As for naming a series by an individual, there are at least 6 Livingston's currently available, 3 red, 2 pink, and a yellow. 

Martin


----------



## HermitJohn (May 10, 2002)

Paquebot said:


> As for naming a series by an individual, there are at least 6 Livingston's currently available, 3 red, 2 pink, and a yellow.
> 
> Martin


Dr. Livingston, I presume?


----------



## olivehill (Aug 17, 2009)

How retouched is the color in that photo, HJ? 

I don't grow pink varieties as a rule because to me they tend to just look like under ripe tomatoes. If this one is actually a really vibrant pink however...


----------



## Paquebot (May 10, 2002)

olivehill said:


> I don't grow pink varieties as a rule because to me they tend to just look like under ripe tomatoes. If this one is actually a really vibrant pink however...


When you see a pink tomato, that's the color of the flesh inside. The skin color is what makes the difference between red and pink tomatoes. Red tomatoes have red skins while pink tomatoes have clear skin.

Martin


----------



## HermitJohn (May 10, 2002)

olivehill said:


> How retouched is the color in that photo, HJ?
> 
> I don't grow pink varieties as a rule because to me they tend to just look like under ripe tomatoes. If this one is actually a really vibrant pink however...


I didnt retouch it, but it looks retouched, kinda like they used to do in the old style seed catalogs. I've never seen an actual pink tomato that looked like that.

I imagine it looks more like this:










But then I've never seen a Porter up close and personal, need to get comment from original poster who apparently is very familiar with them. For me personally, I dont much care what it looks like if it can produce here without lots of babying. And if it tastes good. I always liked the Roma type tomato and this appears to be that size/shape though not a paste tomato. Its probably not first choice if I lived someplace I could grow any kind of tomato I wanted.


----------



## Kstornado11 (Mar 17, 2006)

Good luck! Hopefully in a few months you will be eating them & reporting back on to us on their taste & etc! :thumb:


----------



## JuliaAnn (Dec 7, 2004)

Saw my thread had come back up.

Fortunately, I HAD some of the original Porter seed in my extensive stash.
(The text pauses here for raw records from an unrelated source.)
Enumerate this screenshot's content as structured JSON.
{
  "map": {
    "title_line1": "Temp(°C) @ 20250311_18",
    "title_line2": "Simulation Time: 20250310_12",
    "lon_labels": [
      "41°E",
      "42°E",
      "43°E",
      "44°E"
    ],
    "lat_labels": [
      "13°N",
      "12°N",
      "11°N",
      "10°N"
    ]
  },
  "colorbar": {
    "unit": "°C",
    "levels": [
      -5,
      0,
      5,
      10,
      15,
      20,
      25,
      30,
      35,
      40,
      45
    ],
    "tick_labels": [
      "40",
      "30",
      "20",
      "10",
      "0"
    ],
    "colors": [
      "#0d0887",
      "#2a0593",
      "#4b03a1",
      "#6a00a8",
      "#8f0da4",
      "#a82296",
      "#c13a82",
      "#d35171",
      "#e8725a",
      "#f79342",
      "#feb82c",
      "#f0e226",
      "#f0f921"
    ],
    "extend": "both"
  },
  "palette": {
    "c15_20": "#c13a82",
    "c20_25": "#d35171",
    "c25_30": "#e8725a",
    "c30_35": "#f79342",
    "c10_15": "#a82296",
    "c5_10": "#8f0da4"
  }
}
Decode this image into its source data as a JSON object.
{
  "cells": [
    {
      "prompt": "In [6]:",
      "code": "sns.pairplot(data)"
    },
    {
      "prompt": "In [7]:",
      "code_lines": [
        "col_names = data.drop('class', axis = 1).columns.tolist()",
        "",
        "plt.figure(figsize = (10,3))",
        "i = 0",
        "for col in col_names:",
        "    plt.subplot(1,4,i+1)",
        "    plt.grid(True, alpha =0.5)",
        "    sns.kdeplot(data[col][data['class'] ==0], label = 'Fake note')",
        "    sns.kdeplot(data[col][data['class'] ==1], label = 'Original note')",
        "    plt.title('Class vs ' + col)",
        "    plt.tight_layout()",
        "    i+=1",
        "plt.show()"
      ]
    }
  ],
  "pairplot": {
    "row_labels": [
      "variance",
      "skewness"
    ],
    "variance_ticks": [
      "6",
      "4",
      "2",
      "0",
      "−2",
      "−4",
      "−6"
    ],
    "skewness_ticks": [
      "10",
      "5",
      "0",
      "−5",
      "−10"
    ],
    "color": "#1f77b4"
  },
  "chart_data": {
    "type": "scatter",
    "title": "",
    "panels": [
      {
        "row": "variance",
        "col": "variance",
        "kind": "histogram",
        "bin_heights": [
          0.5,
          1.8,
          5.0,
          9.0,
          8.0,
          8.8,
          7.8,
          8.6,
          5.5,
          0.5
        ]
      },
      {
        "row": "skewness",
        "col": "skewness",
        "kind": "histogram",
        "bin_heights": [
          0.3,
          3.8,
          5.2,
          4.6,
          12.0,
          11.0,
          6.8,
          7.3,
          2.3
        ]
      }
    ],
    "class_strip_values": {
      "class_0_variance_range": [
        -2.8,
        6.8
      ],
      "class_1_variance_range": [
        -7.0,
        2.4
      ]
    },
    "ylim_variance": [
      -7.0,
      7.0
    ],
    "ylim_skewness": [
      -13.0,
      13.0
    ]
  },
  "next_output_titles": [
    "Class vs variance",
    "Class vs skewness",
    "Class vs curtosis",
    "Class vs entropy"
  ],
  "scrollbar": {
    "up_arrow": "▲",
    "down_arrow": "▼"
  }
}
ONLY 6 seed in a pack dated 2005, but by golly each and every one of them sprouted and are now really healthy seedlings. Phew. I don't know how I overlooked them in my stash, but did.

As for the hot pink tomatoes in the photo...... uh, no. That photo is definitely altered. I've grown a lot of different tomatoes in my life, but I've never seen one that looks like that. And it seems to be more elongated than the original Porter. But they are not as washed-out looking as in the second photo, either. They are a bit more pink than that. However, that is the correct shape and size. They aren't like a Roma at all, meaning they aren't for canning. We just use them fresh. 

I'll defintely maintain seed purity this year. I don't want to lose my Porter. Plus, with the sticker shock I got on seed this year, I am going to have to be more diligent about saving my own seed.


----------